After years of dominance in the online and then e-book market, challenging physical rivals such as Waterstones on the high street, Amazon.com has opened a physical bookstore in Seattle.

The new store is the first large scale physical shop that Amazon has opened, and could well be the template for shops around the world. Basing the format on the experience of the online giant’s worldwide sales of books, Amazon is trialling the concept in its home city of Seattle. The Seattle University Village shop, with ‘real, wooden doors’, opened yesterday.
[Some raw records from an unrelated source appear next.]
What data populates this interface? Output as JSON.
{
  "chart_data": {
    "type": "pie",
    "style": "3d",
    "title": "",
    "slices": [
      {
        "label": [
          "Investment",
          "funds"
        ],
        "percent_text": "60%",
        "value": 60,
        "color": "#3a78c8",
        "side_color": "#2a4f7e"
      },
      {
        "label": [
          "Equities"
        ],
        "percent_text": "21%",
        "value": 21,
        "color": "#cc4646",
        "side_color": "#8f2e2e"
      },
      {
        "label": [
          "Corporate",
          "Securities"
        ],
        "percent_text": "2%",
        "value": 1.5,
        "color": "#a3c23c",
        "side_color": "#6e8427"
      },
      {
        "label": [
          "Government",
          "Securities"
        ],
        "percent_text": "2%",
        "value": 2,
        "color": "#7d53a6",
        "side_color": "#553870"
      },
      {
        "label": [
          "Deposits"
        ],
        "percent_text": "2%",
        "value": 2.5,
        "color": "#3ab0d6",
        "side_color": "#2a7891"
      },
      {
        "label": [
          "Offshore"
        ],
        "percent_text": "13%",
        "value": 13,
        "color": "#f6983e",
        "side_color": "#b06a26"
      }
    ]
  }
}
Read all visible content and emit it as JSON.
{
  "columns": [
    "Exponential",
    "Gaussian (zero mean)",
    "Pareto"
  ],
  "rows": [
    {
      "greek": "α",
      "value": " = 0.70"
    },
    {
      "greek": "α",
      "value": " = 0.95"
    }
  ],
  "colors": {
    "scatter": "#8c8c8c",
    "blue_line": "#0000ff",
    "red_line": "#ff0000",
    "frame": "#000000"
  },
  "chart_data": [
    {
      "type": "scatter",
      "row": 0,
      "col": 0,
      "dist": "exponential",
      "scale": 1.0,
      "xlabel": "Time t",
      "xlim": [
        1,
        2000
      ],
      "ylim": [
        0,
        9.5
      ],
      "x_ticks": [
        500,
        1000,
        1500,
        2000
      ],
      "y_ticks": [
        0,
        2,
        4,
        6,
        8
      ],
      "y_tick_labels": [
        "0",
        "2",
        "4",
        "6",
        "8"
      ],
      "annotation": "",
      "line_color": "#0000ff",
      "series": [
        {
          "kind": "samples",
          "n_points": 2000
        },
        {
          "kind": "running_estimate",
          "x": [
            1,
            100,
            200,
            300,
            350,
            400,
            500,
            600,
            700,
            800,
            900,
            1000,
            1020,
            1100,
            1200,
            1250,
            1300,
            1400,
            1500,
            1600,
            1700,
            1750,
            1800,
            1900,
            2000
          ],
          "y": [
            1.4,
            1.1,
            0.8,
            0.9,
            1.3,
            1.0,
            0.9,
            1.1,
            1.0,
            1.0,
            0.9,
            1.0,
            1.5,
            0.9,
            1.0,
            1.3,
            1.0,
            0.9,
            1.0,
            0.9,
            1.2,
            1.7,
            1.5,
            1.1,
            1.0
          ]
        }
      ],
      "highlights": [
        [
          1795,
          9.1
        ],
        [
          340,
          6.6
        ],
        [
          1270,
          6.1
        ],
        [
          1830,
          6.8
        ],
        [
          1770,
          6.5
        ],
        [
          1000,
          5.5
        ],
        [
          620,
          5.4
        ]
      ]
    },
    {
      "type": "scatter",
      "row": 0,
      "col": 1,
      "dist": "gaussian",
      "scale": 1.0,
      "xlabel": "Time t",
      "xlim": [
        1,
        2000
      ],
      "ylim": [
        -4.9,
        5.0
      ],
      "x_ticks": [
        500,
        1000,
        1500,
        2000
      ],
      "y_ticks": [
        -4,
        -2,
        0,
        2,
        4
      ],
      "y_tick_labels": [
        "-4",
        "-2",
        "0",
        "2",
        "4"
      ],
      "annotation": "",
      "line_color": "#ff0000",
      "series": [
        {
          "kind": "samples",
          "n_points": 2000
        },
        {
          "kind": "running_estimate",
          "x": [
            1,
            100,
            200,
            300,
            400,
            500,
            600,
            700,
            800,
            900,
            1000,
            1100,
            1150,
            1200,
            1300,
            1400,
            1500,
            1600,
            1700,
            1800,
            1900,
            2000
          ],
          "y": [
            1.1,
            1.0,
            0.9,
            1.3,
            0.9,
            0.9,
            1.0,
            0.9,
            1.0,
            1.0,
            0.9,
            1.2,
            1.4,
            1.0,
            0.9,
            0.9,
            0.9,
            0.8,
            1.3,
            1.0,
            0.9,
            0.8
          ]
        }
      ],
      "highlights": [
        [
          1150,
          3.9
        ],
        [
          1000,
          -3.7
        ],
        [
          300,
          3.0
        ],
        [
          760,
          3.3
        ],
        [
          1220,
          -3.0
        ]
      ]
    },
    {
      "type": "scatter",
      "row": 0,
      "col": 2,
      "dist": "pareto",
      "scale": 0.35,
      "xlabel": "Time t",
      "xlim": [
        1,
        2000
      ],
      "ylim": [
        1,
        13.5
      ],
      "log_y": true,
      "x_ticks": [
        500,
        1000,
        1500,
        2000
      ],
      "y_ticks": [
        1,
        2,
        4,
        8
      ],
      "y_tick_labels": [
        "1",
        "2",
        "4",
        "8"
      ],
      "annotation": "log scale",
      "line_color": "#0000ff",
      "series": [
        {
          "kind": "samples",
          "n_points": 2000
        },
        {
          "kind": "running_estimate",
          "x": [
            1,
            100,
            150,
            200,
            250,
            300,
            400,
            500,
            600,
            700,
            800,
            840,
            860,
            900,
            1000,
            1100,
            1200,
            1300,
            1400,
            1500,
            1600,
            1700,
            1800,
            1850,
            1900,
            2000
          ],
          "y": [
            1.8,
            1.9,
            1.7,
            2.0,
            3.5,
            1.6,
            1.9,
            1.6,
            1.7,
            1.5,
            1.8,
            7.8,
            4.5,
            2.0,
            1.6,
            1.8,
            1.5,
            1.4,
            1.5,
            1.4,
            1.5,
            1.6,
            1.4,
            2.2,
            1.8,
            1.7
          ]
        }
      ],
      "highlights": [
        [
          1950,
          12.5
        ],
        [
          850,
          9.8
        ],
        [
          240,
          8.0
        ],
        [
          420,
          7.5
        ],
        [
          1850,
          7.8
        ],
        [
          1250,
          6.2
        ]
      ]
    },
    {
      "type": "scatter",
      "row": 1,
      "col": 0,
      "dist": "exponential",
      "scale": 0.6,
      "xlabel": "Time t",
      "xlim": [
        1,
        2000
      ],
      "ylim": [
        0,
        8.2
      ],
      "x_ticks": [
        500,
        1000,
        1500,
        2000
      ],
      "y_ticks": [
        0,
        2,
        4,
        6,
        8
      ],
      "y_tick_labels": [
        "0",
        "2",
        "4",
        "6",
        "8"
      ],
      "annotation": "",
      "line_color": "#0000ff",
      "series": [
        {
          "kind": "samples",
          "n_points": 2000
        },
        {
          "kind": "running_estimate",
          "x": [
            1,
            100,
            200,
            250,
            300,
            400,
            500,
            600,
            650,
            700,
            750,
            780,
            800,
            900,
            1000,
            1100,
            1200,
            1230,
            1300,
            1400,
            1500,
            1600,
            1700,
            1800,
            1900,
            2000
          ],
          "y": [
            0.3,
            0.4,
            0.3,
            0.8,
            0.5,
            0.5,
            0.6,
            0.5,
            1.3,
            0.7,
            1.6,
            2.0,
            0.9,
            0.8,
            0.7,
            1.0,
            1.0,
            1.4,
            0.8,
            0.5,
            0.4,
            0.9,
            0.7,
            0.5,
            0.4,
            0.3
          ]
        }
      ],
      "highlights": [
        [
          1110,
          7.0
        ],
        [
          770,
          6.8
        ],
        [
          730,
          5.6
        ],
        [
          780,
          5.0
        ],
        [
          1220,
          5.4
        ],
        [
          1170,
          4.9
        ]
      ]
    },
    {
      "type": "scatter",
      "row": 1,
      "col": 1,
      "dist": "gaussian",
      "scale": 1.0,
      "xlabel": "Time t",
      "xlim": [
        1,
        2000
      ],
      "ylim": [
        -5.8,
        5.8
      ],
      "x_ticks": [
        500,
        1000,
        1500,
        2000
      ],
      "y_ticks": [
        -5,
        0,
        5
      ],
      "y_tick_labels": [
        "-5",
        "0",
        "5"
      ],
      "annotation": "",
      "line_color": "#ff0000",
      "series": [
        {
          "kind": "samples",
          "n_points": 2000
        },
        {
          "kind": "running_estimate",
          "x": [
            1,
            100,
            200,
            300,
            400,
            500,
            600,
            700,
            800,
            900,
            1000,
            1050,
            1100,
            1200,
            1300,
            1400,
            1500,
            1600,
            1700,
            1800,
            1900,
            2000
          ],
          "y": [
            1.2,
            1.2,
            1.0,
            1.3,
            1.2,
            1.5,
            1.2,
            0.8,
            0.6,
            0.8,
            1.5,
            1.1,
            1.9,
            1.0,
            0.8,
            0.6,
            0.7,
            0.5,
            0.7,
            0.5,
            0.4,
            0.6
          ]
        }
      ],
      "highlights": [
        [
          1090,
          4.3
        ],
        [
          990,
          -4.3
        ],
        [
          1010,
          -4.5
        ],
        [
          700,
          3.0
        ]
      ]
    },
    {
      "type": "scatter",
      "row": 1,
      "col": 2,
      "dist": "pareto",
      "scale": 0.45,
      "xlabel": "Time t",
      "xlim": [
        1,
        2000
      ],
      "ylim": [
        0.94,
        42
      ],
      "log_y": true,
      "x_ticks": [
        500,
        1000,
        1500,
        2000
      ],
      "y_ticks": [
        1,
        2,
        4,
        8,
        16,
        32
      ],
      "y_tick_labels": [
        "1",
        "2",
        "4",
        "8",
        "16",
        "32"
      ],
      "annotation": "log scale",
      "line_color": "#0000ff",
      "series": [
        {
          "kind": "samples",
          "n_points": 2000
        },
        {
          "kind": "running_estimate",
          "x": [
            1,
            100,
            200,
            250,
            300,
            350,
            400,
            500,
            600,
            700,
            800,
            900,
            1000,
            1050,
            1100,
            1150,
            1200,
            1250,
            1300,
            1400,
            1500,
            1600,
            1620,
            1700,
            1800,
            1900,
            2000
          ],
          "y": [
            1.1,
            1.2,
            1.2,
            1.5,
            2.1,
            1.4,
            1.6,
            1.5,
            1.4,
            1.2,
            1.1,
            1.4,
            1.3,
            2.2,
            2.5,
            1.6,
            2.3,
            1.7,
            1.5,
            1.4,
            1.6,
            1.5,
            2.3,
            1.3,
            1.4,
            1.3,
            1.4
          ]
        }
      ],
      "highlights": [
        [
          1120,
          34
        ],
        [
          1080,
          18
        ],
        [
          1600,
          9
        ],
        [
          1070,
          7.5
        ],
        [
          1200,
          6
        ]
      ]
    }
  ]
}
The shop is 510 square metres in size and will stock 5,000 books, chosen on basis of success in online sales. One shelf for example will be bestsellers from Amazon’s online sales, while books will have customer reviews written about them alongside their position in the shop.

James Daunt, Managing Director of UK bookseller Waterstones suggests that in 510 square metres, Waterstones would sell over 50,000 titles. Not surprisingly he said of this attempt to take on high street bookstores, “Clearly, however, a skim of the bestsellers away from true bookshops would be very damaging: we very much hope that it falls flat on its face.”

Waterstones and other large scale bookstore chains have taken a kicking over the years from Amazon’s online successes, and only recently Waterstones withdrew Kindle e-book readers from its shelves, claiming that they were not achieving the sales required to be viable.

Amazon has had physical kiosks in several cities around the world in the past, where people could pick up gadgets such as the Kindle and Kindle Fire. It also runs a parcel locker network in the US but has this is a first foray into opening a physical shop. It will be interesting to see the impact of such a venture both for Amazon itself and that on the high street.